Route information
- Maintained by WCDTPW and SANRAL

Major junctions
- South end: N1 in Cape Town
- R45 near Langebaanweg N7 in Vanrhynsdorp R63 near Calvinia
- North end: N14 in Keimoes

Location
- Country: South Africa
- Major cities: Cape Town; Milnerton; Blaauwberg; Melkbosstrand; Velddrif; Vredendal; Vanrhynsdorp; Calvinia; Brandvlei; Kenhardt; Keimoes;

Highway system
- Numbered routes of South Africa;
| ← R26 |  | → R28 |

= R27 (South Africa) =

Road in South Africa

The R27 is a provincial route in South Africa that consists of two disjoint segments. The first segment, also known as the West Coast Highway, connects Cape Town with Velddrif along the West Coast. The second runs from Vredendal via Vanrhynsdorp, Calvinia, Brandvlei and Kenhardt to Keimoes on the N14 near Upington. The connection between Velddrif and Vredendal has never been built, although it can be driven on various gravel roads.

Originally the R27 designation continued beyond Upington all the way to Pretoria, but this section became part of the N14 and various other roads.

In Cape Town, the highway connects with Table Bay Boulevard (N1) near the Table Bay Harbor and then runs north along the coast as a stretch that is known as Marine Drive through the coastal town of Milnerton. This stretch contains many industrial warehouses. As it leaves Milnerton to enter Blouberg (Blaauwberg) the road moves further inland and the M14 becomes the main coastal road, continuing towards Melkbosstrand (where it bypasses to the east). Further north the road passes through West Coast National Park before reaching Velddrif.

The northern segment of the road is exceptionally desolate; it is a distance of 370 km from Calvinia to Keimoes, and the only towns along the way are Brandvlei and Kenhardt.

== Route ==

=== First Section ===
The R27 begins in Cape Town (east of the city centre; adjacent to Table Bay), at an interchange with the N1 highway. It begins by going northwards as Marine Drive for 13 kilometres, through Milnerton, to reach a junction with the M14 road. It then separates Table View in the east from Bloubergstrand in the west and reaches a junction with the M12 road.
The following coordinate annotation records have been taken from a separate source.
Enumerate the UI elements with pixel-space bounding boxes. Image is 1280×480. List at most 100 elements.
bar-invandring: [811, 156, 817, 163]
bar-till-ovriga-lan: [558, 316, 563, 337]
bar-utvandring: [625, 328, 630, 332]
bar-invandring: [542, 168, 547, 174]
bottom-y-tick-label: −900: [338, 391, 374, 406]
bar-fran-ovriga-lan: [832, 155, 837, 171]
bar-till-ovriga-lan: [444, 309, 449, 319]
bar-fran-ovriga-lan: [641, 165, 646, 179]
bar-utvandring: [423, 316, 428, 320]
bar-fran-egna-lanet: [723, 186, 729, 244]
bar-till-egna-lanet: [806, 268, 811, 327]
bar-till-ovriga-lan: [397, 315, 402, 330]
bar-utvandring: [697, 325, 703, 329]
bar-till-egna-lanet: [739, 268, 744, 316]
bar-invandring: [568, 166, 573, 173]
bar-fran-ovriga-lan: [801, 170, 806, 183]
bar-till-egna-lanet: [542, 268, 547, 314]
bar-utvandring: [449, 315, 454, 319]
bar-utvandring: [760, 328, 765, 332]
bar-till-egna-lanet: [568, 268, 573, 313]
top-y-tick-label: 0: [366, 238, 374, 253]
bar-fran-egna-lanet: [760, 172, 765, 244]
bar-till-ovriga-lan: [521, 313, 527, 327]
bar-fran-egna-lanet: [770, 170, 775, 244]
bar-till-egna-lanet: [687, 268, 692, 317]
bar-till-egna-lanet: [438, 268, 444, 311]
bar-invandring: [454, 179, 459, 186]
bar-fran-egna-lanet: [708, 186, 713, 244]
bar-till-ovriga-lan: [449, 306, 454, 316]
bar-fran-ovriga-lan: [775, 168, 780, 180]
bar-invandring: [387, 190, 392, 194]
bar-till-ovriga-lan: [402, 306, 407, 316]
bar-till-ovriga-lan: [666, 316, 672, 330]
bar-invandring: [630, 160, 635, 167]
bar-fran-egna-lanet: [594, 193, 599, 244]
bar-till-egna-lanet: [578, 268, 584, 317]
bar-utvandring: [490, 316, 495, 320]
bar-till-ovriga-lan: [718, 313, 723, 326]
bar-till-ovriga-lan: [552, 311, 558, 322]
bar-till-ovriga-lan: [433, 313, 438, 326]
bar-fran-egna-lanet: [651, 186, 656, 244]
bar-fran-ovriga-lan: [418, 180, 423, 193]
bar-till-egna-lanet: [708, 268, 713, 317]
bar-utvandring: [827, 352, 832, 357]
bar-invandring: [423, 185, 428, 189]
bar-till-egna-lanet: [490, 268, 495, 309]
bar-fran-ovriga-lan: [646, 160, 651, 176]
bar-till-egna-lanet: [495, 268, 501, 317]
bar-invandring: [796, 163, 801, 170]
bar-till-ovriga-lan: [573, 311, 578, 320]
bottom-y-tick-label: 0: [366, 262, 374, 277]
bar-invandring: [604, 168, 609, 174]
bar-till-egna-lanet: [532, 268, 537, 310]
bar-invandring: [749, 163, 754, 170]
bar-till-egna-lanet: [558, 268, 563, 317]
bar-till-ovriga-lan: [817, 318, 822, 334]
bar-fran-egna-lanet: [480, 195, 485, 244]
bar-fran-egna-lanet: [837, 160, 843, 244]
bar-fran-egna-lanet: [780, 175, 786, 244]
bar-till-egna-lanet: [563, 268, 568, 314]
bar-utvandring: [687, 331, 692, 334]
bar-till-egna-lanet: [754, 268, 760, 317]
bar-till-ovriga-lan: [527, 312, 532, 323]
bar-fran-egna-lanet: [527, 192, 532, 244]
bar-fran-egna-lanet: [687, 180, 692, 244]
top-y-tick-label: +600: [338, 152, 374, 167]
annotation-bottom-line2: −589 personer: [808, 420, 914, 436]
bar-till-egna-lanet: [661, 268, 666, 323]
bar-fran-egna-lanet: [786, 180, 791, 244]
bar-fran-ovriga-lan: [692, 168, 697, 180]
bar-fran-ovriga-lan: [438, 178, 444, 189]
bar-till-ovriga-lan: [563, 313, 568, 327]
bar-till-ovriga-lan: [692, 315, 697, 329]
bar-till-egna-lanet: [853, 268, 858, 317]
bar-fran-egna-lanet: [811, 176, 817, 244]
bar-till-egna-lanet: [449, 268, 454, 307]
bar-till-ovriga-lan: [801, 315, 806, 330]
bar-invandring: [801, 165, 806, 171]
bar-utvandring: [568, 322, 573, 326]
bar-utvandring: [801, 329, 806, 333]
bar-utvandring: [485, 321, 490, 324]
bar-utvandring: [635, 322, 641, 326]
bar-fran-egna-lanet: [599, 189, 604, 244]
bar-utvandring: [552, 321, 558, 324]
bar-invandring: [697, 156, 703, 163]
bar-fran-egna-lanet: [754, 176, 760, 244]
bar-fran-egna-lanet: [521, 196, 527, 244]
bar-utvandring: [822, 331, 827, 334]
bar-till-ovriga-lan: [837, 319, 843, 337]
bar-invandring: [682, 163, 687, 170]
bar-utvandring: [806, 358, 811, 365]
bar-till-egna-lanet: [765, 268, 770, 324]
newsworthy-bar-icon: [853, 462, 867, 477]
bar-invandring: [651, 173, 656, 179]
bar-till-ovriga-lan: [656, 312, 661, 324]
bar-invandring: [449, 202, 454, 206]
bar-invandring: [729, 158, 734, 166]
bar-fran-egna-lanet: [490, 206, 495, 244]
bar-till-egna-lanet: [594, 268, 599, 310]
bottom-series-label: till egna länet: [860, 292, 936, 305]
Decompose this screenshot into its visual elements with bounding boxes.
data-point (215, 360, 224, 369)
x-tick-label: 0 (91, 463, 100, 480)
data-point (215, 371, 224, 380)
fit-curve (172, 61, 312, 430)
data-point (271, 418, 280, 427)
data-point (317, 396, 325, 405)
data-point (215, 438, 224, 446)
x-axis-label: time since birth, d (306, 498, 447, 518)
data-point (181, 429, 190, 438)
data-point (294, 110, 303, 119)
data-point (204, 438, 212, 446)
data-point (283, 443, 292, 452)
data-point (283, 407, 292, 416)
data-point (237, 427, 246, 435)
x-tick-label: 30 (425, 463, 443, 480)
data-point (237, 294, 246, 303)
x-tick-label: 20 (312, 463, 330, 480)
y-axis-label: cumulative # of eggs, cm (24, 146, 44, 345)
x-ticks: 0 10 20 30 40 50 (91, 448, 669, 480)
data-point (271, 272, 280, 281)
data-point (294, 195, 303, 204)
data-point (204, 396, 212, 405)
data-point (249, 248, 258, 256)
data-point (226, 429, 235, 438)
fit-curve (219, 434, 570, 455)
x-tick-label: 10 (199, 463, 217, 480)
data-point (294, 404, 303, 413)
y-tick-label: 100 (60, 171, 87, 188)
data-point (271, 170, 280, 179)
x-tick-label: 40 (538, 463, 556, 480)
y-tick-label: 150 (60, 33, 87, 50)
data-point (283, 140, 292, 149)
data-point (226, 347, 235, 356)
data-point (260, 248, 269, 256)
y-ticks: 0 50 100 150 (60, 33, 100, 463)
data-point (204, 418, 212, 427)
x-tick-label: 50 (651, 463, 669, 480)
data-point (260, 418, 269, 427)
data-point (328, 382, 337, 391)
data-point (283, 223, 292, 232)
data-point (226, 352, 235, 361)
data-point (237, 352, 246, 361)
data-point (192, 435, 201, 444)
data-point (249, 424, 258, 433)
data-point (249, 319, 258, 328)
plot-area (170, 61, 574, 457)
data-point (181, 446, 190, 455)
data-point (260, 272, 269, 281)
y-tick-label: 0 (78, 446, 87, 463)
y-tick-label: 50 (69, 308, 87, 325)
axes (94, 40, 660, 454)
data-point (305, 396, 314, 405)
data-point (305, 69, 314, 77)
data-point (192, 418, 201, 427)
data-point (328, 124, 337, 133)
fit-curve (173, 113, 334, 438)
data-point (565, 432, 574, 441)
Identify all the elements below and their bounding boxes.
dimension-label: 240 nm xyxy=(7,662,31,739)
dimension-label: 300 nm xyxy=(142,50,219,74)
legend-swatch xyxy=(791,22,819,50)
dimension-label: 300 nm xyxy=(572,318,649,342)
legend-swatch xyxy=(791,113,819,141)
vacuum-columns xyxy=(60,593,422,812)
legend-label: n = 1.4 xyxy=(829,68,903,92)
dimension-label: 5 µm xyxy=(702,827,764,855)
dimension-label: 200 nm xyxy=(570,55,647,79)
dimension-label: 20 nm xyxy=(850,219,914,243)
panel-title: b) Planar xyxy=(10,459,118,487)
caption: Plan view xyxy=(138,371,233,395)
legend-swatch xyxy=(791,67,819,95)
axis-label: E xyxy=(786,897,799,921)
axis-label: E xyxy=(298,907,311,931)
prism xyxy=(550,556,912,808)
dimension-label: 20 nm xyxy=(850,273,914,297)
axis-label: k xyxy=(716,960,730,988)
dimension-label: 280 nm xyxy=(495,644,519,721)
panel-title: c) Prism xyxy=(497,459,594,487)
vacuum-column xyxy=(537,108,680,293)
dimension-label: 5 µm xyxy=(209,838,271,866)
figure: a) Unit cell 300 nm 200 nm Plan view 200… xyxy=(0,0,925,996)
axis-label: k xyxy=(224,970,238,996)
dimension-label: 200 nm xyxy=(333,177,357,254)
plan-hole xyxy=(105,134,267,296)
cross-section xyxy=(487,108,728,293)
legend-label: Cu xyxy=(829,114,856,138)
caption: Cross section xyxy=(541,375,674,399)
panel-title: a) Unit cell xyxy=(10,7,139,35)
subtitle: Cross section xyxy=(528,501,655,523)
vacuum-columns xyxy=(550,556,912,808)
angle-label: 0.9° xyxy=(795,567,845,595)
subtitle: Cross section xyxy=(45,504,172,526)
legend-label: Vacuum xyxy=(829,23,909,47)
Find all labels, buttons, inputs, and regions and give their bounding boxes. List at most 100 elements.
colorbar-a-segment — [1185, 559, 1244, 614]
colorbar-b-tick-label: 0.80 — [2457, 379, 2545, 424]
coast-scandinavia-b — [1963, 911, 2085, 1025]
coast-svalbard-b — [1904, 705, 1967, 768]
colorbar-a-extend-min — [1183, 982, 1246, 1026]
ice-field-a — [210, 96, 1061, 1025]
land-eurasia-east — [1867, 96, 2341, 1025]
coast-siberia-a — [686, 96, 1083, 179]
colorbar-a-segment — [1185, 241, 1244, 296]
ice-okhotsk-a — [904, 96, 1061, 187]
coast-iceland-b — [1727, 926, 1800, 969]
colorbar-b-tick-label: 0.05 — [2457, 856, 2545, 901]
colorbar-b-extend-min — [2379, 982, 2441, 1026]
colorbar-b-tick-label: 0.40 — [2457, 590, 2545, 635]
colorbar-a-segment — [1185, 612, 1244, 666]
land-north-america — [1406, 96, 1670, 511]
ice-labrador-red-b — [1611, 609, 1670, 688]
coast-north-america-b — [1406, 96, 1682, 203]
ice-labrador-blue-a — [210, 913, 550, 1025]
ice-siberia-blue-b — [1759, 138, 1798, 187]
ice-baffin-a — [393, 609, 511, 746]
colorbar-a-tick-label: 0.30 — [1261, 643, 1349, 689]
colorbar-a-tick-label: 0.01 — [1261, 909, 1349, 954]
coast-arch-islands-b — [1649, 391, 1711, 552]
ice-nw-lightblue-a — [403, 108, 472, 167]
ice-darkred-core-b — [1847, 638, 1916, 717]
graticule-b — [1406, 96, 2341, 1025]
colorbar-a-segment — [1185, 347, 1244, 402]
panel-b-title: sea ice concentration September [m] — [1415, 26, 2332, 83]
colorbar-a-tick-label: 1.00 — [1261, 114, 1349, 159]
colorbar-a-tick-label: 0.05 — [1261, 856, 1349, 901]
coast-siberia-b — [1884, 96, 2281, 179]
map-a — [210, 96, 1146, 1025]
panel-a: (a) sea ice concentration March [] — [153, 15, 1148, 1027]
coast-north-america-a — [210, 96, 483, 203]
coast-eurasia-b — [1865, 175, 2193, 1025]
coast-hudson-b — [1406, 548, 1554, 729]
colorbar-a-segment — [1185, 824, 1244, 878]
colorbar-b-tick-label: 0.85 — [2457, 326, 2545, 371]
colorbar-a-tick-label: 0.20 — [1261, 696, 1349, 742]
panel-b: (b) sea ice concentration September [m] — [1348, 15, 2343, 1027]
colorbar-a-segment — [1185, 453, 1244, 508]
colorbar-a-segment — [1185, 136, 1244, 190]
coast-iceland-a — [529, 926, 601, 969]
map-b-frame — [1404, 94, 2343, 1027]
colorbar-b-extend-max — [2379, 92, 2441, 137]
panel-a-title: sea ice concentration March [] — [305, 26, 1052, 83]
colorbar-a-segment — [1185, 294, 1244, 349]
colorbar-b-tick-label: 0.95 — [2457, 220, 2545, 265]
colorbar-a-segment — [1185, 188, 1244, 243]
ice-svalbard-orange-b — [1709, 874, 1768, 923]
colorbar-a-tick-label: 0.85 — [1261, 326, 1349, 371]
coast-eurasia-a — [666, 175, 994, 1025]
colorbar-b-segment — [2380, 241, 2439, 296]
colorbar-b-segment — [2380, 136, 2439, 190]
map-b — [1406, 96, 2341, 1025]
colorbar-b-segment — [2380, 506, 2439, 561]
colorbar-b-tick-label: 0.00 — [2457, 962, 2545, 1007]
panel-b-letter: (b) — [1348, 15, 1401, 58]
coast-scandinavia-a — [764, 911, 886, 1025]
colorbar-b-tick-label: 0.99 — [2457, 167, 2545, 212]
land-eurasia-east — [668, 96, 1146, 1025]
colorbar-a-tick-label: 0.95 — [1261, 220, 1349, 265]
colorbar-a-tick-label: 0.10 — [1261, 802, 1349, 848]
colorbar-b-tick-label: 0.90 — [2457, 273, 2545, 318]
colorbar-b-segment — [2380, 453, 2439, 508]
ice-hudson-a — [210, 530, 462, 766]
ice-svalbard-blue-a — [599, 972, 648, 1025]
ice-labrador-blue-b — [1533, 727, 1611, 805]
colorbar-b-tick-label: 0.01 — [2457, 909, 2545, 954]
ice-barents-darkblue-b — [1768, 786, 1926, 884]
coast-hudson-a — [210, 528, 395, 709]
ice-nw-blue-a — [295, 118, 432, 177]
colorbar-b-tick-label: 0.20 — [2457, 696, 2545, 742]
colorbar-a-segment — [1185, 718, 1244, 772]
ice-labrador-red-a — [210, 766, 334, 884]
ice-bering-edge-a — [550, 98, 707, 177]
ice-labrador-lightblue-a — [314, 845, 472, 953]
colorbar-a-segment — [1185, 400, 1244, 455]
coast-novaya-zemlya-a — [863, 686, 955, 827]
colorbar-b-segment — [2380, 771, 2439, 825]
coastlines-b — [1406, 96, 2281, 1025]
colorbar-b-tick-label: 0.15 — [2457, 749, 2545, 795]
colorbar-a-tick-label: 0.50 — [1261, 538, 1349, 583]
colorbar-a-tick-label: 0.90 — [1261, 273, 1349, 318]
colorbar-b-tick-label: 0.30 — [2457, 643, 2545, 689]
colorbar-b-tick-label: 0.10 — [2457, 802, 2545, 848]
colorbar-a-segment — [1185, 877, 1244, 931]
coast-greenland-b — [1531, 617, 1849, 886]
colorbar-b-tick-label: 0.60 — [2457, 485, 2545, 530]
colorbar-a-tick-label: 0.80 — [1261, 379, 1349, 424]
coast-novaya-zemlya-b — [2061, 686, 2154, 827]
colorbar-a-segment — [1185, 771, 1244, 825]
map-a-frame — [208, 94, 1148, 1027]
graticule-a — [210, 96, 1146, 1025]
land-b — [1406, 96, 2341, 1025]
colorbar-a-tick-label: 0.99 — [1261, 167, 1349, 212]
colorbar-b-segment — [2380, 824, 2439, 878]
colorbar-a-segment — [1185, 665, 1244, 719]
The R27 heads northwards for 10 kilometres as West Coast Road, through the Blouberg Nature Reserve, to reach a junction in Melkbosstrand, where it meets the M14 road again and the M19 road. It continues northwards for 49 kilometres to leave the City of Cape Town and reach a junction with the R315 road east of Yzerfontein.

The R27 continues northwards for 49 kilometres, through the West Coast National Park, bypassing Langebaan, to reach a junction with the R45 road east of Vredenburg and west of Langebaanweg. The R27 heads northwards for 19 kilometres to cross the Berg River and reach the end of its first stint at a junction with the R399 road in Velddrif.

=== Second Section ===
The second section of the R27 begins in Vredendal, at a junction with the R363 road. It begins by crossing the Olifants River and meeting the R362 road in Vredendal before heading eastwards for 22 kilometres to cross the N7 national route and enter the town of Vanrhynsdorp. It continues north-east for 50 kilometres to the town of Nieuwoudtville, where it meets the south-western terminus of the R357 road. It then heads east for 69 kilometres to the town of Calvinia, where it meets the R355 road.

From Calvinia, the R27 heads eastwards for 26 kilometres to meet the western terminus of the R63 road. Here, it turns to the north-east and heads for 127 kilometres to the town of Brandvlei, where it meets the R357 road again. It continues north-east for 143 kilometres to the town of Kenhardt. It continues northwards for 75 kilometres to cross the Orange River and reach its end at a junction with the N14 national route in the town of Keimoes (39 kilometres south-west of Upington).